Like many companies with tight profit margins, the world’s biggest furniture seller is struggling to absorb higher costs because of ongoing global supply chain problems.
Ikea said prices at its stores will increase by an average of 9% around the world to help offset significant transportation and raw material costs incurred by Ingka Group, which owns and operates most of Ikea stores worldwide.
With its do-it-yourself philosophy embodied in its virtually staff-free showrooms to its flat-packed furniture, Ikea has become synonymous with low prices and value. Despite surging costs during the pandemic, Ikea stores had largely kept prices stable.
But, as commodity and shipping prices continued to surge, the company said it was no longer able to absorb that damage to its bottom line.
“Unfortunately, now, for the first time since higher costs have begun to affect the global economy, we have to pass parts of those increased costs onto our customers,” Tolga Öncü, retail operations manager at IKEA Retail, said in a statement.

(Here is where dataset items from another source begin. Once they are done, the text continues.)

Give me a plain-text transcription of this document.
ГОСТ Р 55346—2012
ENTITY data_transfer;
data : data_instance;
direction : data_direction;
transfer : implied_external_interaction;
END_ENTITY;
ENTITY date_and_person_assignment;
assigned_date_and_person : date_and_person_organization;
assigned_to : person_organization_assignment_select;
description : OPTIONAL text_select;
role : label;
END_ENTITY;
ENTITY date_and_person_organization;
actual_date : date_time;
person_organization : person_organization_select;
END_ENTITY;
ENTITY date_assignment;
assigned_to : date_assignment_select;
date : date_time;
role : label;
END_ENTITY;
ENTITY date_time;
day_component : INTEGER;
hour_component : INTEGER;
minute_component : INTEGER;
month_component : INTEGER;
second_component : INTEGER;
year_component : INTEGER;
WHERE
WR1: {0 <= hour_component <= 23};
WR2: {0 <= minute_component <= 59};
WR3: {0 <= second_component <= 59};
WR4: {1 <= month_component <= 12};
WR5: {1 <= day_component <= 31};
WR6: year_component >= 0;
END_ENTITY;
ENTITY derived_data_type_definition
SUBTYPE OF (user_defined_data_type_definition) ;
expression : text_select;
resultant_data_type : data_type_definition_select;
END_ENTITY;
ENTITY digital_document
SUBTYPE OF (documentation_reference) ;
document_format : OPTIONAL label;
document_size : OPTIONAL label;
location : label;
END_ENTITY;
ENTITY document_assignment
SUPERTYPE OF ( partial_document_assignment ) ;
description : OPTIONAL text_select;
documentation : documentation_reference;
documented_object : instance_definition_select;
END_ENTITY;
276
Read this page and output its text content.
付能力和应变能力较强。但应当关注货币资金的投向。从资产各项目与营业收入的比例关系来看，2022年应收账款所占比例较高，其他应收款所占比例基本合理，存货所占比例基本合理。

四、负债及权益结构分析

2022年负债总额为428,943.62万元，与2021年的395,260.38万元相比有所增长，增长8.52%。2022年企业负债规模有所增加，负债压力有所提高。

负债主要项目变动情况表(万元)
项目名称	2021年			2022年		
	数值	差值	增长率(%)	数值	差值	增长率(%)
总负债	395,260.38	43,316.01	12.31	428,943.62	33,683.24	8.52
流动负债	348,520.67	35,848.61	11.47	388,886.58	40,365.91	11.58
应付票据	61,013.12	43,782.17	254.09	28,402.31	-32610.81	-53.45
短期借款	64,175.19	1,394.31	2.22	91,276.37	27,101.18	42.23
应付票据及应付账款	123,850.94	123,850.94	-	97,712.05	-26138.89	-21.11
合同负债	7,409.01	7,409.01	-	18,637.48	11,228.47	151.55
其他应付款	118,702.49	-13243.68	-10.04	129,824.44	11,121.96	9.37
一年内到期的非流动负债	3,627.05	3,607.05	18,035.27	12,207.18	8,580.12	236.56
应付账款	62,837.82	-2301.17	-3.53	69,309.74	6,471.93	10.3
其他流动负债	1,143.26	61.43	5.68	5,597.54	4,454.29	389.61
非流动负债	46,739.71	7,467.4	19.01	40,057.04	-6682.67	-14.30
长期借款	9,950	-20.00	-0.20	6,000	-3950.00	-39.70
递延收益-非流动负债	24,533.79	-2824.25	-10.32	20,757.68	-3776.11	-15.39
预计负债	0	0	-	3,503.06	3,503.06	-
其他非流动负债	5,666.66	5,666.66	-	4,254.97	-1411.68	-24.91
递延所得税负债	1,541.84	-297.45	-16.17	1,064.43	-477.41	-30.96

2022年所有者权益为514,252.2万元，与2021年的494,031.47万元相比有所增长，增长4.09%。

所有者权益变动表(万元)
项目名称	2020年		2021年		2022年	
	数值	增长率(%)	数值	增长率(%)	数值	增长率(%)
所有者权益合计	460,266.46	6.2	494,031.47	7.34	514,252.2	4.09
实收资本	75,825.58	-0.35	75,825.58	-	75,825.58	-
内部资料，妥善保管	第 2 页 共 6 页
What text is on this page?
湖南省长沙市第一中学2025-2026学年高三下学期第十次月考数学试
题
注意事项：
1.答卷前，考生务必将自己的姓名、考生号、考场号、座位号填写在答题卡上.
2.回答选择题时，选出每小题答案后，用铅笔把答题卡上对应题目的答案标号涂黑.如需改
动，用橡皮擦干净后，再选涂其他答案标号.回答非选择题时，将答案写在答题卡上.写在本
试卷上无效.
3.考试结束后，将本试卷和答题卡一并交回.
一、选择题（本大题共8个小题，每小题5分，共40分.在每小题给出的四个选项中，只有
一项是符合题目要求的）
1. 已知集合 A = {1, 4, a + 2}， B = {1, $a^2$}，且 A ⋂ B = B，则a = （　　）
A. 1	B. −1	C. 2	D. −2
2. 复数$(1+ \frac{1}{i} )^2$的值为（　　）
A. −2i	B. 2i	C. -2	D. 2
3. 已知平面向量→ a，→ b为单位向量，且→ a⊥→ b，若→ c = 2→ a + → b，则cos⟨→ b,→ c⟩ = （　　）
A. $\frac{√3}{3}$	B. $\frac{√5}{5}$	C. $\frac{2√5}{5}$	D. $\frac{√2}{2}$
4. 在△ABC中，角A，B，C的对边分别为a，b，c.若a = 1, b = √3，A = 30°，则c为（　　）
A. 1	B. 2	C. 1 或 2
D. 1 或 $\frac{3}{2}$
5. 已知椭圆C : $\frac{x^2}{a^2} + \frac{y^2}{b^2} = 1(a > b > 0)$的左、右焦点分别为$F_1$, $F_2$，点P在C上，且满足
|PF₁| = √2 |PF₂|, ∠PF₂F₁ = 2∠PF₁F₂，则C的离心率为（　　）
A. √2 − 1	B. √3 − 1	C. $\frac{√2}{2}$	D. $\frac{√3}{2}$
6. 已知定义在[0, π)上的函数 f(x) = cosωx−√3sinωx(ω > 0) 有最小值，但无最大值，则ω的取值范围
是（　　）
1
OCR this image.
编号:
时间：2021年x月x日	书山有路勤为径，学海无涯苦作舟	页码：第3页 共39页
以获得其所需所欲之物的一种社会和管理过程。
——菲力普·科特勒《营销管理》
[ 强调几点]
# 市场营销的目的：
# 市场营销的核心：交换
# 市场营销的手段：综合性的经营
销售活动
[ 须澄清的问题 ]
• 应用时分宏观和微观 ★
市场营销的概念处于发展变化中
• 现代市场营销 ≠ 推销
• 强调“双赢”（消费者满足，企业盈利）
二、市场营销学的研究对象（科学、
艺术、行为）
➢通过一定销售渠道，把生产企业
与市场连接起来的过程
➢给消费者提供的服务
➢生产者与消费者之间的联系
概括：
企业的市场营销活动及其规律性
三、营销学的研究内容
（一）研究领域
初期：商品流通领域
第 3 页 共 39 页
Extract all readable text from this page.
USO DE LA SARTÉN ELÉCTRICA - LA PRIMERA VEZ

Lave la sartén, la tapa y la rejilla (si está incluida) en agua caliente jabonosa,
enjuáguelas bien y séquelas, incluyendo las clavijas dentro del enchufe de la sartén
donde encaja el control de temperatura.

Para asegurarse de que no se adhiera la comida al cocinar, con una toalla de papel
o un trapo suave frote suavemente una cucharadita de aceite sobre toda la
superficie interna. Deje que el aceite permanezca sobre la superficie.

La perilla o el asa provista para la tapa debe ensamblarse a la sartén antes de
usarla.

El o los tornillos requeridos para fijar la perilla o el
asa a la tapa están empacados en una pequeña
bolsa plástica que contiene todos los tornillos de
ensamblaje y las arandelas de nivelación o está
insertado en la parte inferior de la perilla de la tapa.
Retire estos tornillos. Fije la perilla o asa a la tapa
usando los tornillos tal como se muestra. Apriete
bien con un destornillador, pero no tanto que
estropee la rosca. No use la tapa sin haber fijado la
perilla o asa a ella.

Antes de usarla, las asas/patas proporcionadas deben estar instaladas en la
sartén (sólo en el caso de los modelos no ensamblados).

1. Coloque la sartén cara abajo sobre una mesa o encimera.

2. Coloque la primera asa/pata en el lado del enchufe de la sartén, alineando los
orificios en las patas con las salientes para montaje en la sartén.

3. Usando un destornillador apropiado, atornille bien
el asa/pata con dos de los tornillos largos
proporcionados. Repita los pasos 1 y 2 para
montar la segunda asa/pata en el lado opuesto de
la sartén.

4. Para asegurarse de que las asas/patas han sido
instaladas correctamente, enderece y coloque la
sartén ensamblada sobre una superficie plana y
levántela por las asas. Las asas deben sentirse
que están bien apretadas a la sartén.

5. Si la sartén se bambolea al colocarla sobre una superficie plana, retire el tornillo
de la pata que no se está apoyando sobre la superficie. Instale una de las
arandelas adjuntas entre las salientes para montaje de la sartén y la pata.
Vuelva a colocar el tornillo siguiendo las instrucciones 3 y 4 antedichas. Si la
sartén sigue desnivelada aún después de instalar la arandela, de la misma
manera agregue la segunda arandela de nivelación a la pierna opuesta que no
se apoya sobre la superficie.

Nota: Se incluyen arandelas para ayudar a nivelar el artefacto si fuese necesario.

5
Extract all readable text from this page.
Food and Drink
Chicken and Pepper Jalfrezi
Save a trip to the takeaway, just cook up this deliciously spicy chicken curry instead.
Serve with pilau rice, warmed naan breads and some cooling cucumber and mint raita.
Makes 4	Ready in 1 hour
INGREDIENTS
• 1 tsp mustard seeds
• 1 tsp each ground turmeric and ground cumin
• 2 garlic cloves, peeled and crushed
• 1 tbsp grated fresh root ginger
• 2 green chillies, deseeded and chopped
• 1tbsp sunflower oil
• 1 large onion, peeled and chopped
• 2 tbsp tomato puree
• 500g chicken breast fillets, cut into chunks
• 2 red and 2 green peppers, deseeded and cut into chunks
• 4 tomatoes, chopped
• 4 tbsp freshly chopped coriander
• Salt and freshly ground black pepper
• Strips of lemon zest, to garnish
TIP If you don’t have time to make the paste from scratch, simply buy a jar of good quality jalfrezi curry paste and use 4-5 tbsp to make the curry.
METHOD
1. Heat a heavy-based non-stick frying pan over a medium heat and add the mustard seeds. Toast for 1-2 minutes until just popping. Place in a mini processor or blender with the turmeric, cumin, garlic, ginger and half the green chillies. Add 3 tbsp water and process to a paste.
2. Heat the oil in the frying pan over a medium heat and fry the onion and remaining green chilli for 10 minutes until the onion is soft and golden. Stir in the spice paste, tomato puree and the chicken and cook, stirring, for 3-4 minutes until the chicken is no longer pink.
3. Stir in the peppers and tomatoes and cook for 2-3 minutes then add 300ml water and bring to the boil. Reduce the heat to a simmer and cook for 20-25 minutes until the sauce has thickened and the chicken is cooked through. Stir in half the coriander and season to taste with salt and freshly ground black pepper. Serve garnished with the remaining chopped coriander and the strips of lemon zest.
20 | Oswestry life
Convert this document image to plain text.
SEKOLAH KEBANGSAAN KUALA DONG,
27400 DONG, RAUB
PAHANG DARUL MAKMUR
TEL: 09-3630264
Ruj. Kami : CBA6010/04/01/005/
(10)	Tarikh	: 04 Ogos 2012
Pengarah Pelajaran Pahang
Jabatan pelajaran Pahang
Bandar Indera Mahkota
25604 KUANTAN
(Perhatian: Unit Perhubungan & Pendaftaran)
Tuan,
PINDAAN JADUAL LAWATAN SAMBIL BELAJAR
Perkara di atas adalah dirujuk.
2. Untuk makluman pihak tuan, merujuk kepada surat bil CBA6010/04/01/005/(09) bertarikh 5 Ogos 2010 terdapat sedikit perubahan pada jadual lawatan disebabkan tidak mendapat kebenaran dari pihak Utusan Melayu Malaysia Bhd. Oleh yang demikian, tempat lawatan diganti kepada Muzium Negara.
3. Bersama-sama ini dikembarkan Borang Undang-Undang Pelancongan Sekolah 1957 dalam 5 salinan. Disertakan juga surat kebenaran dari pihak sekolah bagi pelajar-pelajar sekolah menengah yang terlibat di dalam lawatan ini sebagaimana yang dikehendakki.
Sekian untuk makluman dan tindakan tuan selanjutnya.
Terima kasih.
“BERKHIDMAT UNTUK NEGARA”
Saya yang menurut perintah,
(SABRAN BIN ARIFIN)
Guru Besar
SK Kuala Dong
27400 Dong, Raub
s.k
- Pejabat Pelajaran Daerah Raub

Öncü said this move will ensure IKEA’s “competitiveness and the resilience,” but adds that “affordability will always be a cornerstone for us.”
The retailer said it has seen unprecedented demand for home-related products, such as furniture, storage products and home office-related items during the pandemic, so much so that it has not always been able to meet all the needs of its customers.
The company said it’s trying to mitigate the ongoing impact from supply chain issues such as shipping delays by using charting extra ships and loaders.
“Our intention is to give back to the customer any decrease in purchase prices we get,” said Öncü.